C’était dans le couloir où, pour le premier jour d’école et parce qu’il pleuvait, on avait entassé les enfants.
— Renée ? modulait toujours la voix qui venait d’en haut et la main amicale ne cessait d’exercer sur mon bras — incompréhensible langage — de légères et tendres pressions.
Je levai la tête, en un mouvement insolite qui me donna presque le vertige, et croisai un regard.

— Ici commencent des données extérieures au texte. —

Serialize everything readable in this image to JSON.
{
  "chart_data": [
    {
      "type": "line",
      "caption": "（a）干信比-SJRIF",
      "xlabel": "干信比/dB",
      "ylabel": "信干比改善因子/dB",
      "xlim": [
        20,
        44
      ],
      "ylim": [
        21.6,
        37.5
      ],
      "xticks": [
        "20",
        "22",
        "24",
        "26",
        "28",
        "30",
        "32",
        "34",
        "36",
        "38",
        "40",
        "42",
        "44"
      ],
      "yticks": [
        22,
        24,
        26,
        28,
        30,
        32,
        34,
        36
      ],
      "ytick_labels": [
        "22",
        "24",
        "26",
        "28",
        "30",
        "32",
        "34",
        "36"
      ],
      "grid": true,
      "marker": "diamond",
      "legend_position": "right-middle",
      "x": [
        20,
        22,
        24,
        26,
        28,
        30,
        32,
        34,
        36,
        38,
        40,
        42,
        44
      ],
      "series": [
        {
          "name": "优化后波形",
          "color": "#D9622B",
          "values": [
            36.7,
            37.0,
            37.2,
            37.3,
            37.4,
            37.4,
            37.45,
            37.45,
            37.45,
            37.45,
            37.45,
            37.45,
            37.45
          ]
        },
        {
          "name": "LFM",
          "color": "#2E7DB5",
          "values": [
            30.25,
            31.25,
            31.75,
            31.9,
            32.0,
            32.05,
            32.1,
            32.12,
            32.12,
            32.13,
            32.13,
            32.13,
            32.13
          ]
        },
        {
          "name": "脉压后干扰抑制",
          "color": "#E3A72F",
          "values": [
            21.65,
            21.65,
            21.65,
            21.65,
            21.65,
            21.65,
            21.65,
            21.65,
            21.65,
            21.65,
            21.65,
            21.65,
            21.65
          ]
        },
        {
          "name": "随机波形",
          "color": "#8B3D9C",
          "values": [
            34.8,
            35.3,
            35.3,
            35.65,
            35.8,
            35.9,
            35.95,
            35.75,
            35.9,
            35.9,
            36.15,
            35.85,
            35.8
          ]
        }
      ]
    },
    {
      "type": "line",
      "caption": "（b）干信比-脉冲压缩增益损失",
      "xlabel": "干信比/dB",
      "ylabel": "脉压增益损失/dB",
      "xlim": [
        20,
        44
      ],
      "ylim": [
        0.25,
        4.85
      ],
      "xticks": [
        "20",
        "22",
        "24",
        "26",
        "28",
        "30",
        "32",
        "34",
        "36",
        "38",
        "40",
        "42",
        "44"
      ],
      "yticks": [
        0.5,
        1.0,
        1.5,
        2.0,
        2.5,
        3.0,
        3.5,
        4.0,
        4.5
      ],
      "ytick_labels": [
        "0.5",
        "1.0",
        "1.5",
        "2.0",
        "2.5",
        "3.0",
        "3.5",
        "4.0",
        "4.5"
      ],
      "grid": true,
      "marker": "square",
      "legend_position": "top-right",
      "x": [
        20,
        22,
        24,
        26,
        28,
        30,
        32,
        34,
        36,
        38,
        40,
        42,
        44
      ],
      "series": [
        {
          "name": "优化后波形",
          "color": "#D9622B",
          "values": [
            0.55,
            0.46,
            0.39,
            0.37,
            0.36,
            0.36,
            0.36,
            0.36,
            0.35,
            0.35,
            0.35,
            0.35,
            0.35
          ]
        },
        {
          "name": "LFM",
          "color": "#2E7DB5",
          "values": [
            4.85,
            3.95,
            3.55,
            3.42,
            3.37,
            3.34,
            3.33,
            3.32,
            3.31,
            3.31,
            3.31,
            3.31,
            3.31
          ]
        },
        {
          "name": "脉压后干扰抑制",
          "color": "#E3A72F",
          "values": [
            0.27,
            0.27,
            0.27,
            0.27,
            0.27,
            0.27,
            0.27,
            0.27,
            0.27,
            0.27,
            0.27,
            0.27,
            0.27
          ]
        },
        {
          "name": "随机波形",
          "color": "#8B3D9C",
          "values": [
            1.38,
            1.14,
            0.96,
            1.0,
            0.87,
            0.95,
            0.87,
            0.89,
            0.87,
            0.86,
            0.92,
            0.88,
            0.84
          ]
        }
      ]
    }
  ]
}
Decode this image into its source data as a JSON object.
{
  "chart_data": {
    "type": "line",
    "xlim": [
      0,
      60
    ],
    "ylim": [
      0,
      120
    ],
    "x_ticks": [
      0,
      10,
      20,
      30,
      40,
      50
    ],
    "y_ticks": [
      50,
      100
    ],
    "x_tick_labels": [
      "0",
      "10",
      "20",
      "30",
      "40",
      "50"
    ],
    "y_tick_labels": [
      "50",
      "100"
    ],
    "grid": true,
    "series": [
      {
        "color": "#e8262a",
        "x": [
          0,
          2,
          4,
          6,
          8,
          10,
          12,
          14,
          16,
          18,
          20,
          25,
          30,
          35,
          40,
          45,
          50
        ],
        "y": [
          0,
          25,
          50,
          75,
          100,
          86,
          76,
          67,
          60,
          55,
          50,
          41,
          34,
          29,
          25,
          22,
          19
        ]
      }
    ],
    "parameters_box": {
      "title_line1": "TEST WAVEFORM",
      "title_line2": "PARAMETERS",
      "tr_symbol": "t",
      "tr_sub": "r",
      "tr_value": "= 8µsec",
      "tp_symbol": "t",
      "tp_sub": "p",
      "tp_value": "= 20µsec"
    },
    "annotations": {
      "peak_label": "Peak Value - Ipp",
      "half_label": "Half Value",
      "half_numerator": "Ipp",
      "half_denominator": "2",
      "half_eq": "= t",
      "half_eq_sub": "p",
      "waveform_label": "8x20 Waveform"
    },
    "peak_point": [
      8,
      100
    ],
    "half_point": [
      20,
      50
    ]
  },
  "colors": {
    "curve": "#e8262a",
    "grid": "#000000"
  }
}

Renée. Il s’agissait de moi. Pour la première fois, quelqu’un s’adressait à moi en disant mon prénom. Là où mes parents usaient du geste ou du grondement, une femme, dont je considérais à présent les yeux clairs et la bouche souriante, se frayait un chemin vers mon cœur et, prononçant mon nom, entrait avec moi dans une proximité dont je n’avais pas idée jusqu’alors. Je regardai autour de moi un monde qui, subitement, s’était paré de couleurs. En un éclair douloureux, je perçus la pluie qui tombait au-dehors, les fenêtres lavées d’eau, l’odeur des vêtements mouillés, l’étroitesse du couloir, mince boyau où vibrait l’assemblée des enfants, la patine des portemanteaux aux boutons de cuivre où s’entassaient des pèlerines de mauvais drap — et la hauteur des plafonds, à la mesure du ciel pour un regard d’enfant.